The above figure shows the network that Krebs constructed from the information he found. This paper has many connections to the discussion of social networks in this class, and when comparing it to some of the social networks that were analyzed in class, it is apparent that this network structure is quite similar in many ways, yet quite different. Like many social networks, we have here a relatively densely connected network of people who know each other, with weak ties out of the group, similar to groups of friends in social networks, and in this way it has many similarities to groups of friends on college campuses. However, within the group, although almost all of the edges are strong ties like a group of friends, there are very few edges in the graph, corresponding to many people not knowing each other. In comparing to friends networks, it can be more seen as a supergroup of around 2 or more smaller groups, and the more groups the supergroup is divided into, the more they resemble the stereotypical graph of social networks.
Krebs even comments on this, giving a mathematical description of these sparse connections, using the concept of mean path length between each pair of people in the graph. He writes, for a network of less than 20 nodes, there is a very long mean path length of 4.75. This means, on average, it takes a path of 4.75 edges to connect two individuals in the network. This indicates two things about the graph — first, compared to a normal social network as discussed in class, each person on average represents somewhere between a friend of a friend of a friend of a friend, or a friend of a friend of a friend of a friend of a friend. In essence, the graph is so disconnected that the speed of the travel of information is greatly hindered. Secondly, because of the structure of the graph, at least 5 of the 19 members are bridges, meaning the network would split into 2 or more pieces if they are removed. In addition, many of the other members are local bridges, and removing them would make the network even more spread out and disconnected.
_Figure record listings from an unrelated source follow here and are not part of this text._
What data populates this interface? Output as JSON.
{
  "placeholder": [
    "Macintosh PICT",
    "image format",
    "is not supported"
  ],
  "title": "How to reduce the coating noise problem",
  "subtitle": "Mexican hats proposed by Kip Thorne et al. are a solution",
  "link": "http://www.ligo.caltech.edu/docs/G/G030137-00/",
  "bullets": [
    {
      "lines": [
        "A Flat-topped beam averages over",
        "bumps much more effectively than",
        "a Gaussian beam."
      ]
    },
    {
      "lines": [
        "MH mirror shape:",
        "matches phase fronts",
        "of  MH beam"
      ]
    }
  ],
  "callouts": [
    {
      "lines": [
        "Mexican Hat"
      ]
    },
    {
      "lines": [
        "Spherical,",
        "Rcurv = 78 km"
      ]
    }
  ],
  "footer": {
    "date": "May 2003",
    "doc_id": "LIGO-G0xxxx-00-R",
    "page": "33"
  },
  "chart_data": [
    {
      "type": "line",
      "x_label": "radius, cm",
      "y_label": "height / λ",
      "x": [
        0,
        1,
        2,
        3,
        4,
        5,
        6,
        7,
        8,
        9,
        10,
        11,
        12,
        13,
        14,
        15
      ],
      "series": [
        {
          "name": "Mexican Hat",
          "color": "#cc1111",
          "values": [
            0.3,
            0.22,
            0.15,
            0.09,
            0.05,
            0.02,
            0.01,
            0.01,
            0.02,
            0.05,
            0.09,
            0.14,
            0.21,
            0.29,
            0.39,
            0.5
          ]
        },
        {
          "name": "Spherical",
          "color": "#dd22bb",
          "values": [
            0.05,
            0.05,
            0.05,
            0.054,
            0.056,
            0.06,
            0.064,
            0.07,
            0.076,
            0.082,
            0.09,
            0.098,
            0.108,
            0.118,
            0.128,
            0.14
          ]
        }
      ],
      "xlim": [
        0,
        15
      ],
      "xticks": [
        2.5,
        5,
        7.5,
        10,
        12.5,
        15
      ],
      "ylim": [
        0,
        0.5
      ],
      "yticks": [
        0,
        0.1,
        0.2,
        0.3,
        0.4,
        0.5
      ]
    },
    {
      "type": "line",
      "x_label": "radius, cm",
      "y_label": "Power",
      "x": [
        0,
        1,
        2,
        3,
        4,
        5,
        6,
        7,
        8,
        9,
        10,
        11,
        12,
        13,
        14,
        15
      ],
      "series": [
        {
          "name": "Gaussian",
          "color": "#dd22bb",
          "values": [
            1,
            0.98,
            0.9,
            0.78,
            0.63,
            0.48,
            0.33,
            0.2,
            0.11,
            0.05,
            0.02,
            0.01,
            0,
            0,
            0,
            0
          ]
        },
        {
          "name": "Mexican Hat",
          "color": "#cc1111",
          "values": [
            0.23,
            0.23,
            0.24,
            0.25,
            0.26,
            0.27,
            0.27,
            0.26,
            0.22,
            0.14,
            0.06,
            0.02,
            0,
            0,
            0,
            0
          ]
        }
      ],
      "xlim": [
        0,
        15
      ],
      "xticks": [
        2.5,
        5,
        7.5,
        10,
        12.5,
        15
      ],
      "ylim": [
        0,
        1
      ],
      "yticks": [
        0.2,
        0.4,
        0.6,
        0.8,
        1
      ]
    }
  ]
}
While all of this would indicate that the network is relatively prone to breaking into pieces, it also means that when investigating such a graph, it would also take more time and data to connect all the members of the network. For example, in the above graph, to connect bottommost person with the topmost person, 9 separate pieces of information would be needed, each subsequent piece of information connecting one more person to the graph. Krebs mentions several methods in which members of such a group could be identified, and be shown to associate with each other. Governments could use transaction records from credit cards and bank accounts, phone, email and instant messaging records, or any other records such as real estate, courts, and car registration. As discussed in class, while such records do not indicate exactly that these people have strong (or weak) ties between each other, it shows they have had some sort of contact between each other gives a hint that they could be connected.
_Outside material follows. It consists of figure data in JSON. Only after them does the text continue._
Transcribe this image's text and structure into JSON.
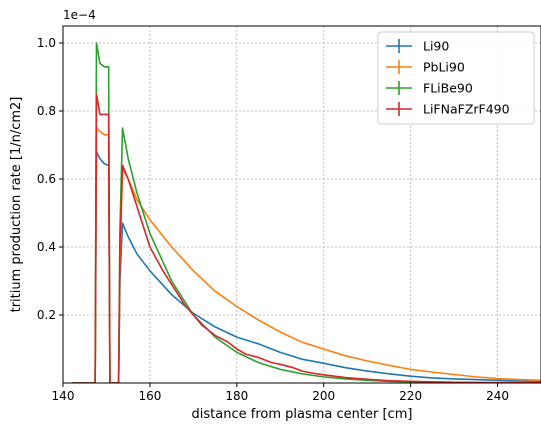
{
  "chart_data": {
    "type": "line",
    "title": "",
    "xlabel": "distance from plasma center [cm]",
    "ylabel": "tritium production rate [1/n/cm2]",
    "offset_label": "1e−4",
    "xlim": [
      140,
      250
    ],
    "ylim": [
      0,
      1.05
    ],
    "x_ticks": [
      140,
      160,
      180,
      200,
      220,
      240
    ],
    "y_ticks": [
      0.2,
      0.4,
      0.6,
      0.8,
      1.0
    ],
    "y_tick_labels": [
      "0.2",
      "0.4",
      "0.6",
      "0.8",
      "1.0"
    ],
    "grid": true,
    "legend_position": "top-right",
    "series": [
      {
        "name": "Li90",
        "color": "#1f77b4",
        "points": [
          [
            142,
            0
          ],
          [
            147.4,
            0
          ],
          [
            147.7,
            0.68
          ],
          [
            148.5,
            0.66
          ],
          [
            149.5,
            0.645
          ],
          [
            150.5,
            0.64
          ],
          [
            150.8,
            0
          ],
          [
            152.8,
            0
          ],
          [
            153.1,
            0.3
          ],
          [
            153.7,
            0.47
          ],
          [
            155,
            0.43
          ],
          [
            157,
            0.38
          ],
          [
            160,
            0.33
          ],
          [
            165,
            0.26
          ],
          [
            170,
            0.205
          ],
          [
            175,
            0.165
          ],
          [
            180,
            0.135
          ],
          [
            185,
            0.115
          ],
          [
            190,
            0.09
          ],
          [
            195,
            0.07
          ],
          [
            200,
            0.058
          ],
          [
            205,
            0.045
          ],
          [
            210,
            0.035
          ],
          [
            215,
            0.027
          ],
          [
            220,
            0.02
          ],
          [
            225,
            0.015
          ],
          [
            230,
            0.012
          ],
          [
            235,
            0.01
          ],
          [
            240,
            0.008
          ],
          [
            245,
            0.006
          ],
          [
            250,
            0.005
          ]
        ]
      },
      {
        "name": "PbLi90",
        "color": "#ff7f0e",
        "points": [
          [
            142,
            0
          ],
          [
            147.4,
            0
          ],
          [
            147.7,
            0.75
          ],
          [
            148.5,
            0.74
          ],
          [
            149.5,
            0.73
          ],
          [
            150.5,
            0.73
          ],
          [
            150.8,
            0
          ],
          [
            152.8,
            0
          ],
          [
            153.1,
            0.35
          ],
          [
            153.7,
            0.63
          ],
          [
            155,
            0.6
          ],
          [
            157,
            0.54
          ],
          [
            160,
            0.48
          ],
          [
            165,
            0.4
          ],
          [
            170,
            0.33
          ],
          [
            175,
            0.27
          ],
          [
            180,
            0.225
          ],
          [
            185,
            0.185
          ],
          [
            190,
            0.15
          ],
          [
            195,
            0.12
          ],
          [
            200,
            0.1
          ],
          [
            205,
            0.08
          ],
          [
            210,
            0.065
          ],
          [
            215,
            0.052
          ],
          [
            220,
            0.04
          ],
          [
            225,
            0.032
          ],
          [
            230,
            0.025
          ],
          [
            235,
            0.018
          ],
          [
            240,
            0.013
          ],
          [
            245,
            0.01
          ],
          [
            250,
            0.008
          ]
        ]
      },
      {
        "name": "FLiBe90",
        "color": "#2ca02c",
        "points": [
          [
            142,
            0
          ],
          [
            147.4,
            0
          ],
          [
            147.7,
            1.0
          ],
          [
            148.5,
            0.94
          ],
          [
            149.5,
            0.93
          ],
          [
            150.5,
            0.93
          ],
          [
            150.8,
            0
          ],
          [
            152.8,
            0
          ],
          [
            153.1,
            0.45
          ],
          [
            153.7,
            0.75
          ],
          [
            155,
            0.66
          ],
          [
            157,
            0.56
          ],
          [
            160,
            0.44
          ],
          [
            165,
            0.3
          ],
          [
            170,
            0.2
          ],
          [
            175,
            0.135
          ],
          [
            180,
            0.09
          ],
          [
            185,
            0.06
          ],
          [
            190,
            0.04
          ],
          [
            195,
            0.027
          ],
          [
            200,
            0.018
          ],
          [
            205,
            0.012
          ],
          [
            210,
            0.008
          ],
          [
            215,
            0.005
          ],
          [
            220,
            0.004
          ],
          [
            225,
            0.003
          ],
          [
            230,
            0.002
          ],
          [
            240,
            0.001
          ],
          [
            250,
            0.0005
          ]
        ]
      },
      {
        "name": "LiFNaFZrF490",
        "color": "#d62728",
        "points": [
          [
            142,
            0
          ],
          [
            147.4,
            0
          ],
          [
            147.7,
            0.85
          ],
          [
            148.5,
            0.79
          ],
          [
            149.5,
            0.79
          ],
          [
            150.5,
            0.79
          ],
          [
            150.8,
            0
          ],
          [
            152.8,
            0
          ],
          [
            153.1,
            0.4
          ],
          [
            153.7,
            0.64
          ],
          [
            155,
            0.6
          ],
          [
            157,
            0.52
          ],
          [
            160,
            0.4
          ],
          [
            163,
            0.33
          ],
          [
            165,
            0.29
          ],
          [
            168,
            0.23
          ],
          [
            170,
            0.2
          ],
          [
            172,
            0.17
          ],
          [
            175,
            0.14
          ],
          [
            178,
            0.12
          ],
          [
            180,
            0.1
          ],
          [
            182,
            0.085
          ],
          [
            185,
            0.075
          ],
          [
            188,
            0.06
          ],
          [
            190,
            0.055
          ],
          [
            193,
            0.045
          ],
          [
            195,
            0.035
          ],
          [
            198,
            0.028
          ],
          [
            200,
            0.024
          ],
          [
            205,
            0.016
          ],
          [
            210,
            0.011
          ],
          [
            215,
            0.007
          ],
          [
            220,
            0.005
          ],
          [
            225,
            0.003
          ],
          [
            230,
            0.002
          ],
          [
            240,
            0.001
          ],
          [
            250,
            0.0005
          ]
        ]
      }
    ]
  }
}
One final interesting aspect to observe about the graph is the structure of the network. Comparing it to many of the graphs seen in class, what strikes me about it is the remarkable similarity between this graph and the graph of the internet, from December of 1970.
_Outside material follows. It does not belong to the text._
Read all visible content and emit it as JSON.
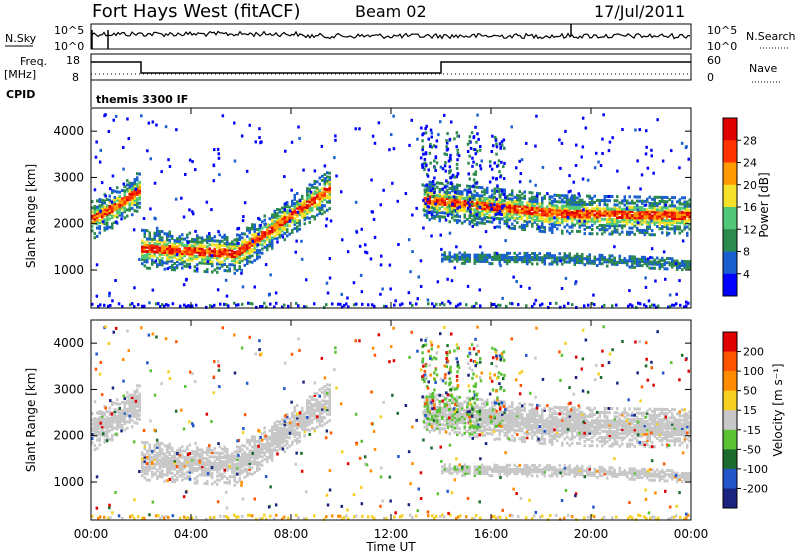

The network of the internet was constructed to specifically have many cycles, so that if one of the edges is broken, the network still functions and information can still pass to others. Similarly, the graph of the 9/11 terrorist network has cycles (but not as many as a social network as for a single edge to be completely redundant), making the conveying of information possible even if some edges are broken. This makes the network very resilient to attack, exactly as how the internet was constructed.
One interesting question to ask is, was this network structure a coincidence of simply how the connections formed between the members, or was it deliberately set up this way? They could have set it up in a specific way, similar to a cold-war era spy ring, or it could have happened naturally. If one member gets disconnected from the group by the breaking of one edge, there is no way for that member to rejoin the network without recreating that edge. However, if one person is connected by 2 edges to two other members, if one edge breaks, whether by simply losing contact or otherwise, he is still connected and can easily remake that connection, staying in the network. The continual actions of edges naturally breaking would eventually form a network of a structure similar to that of the 1970’s era internet.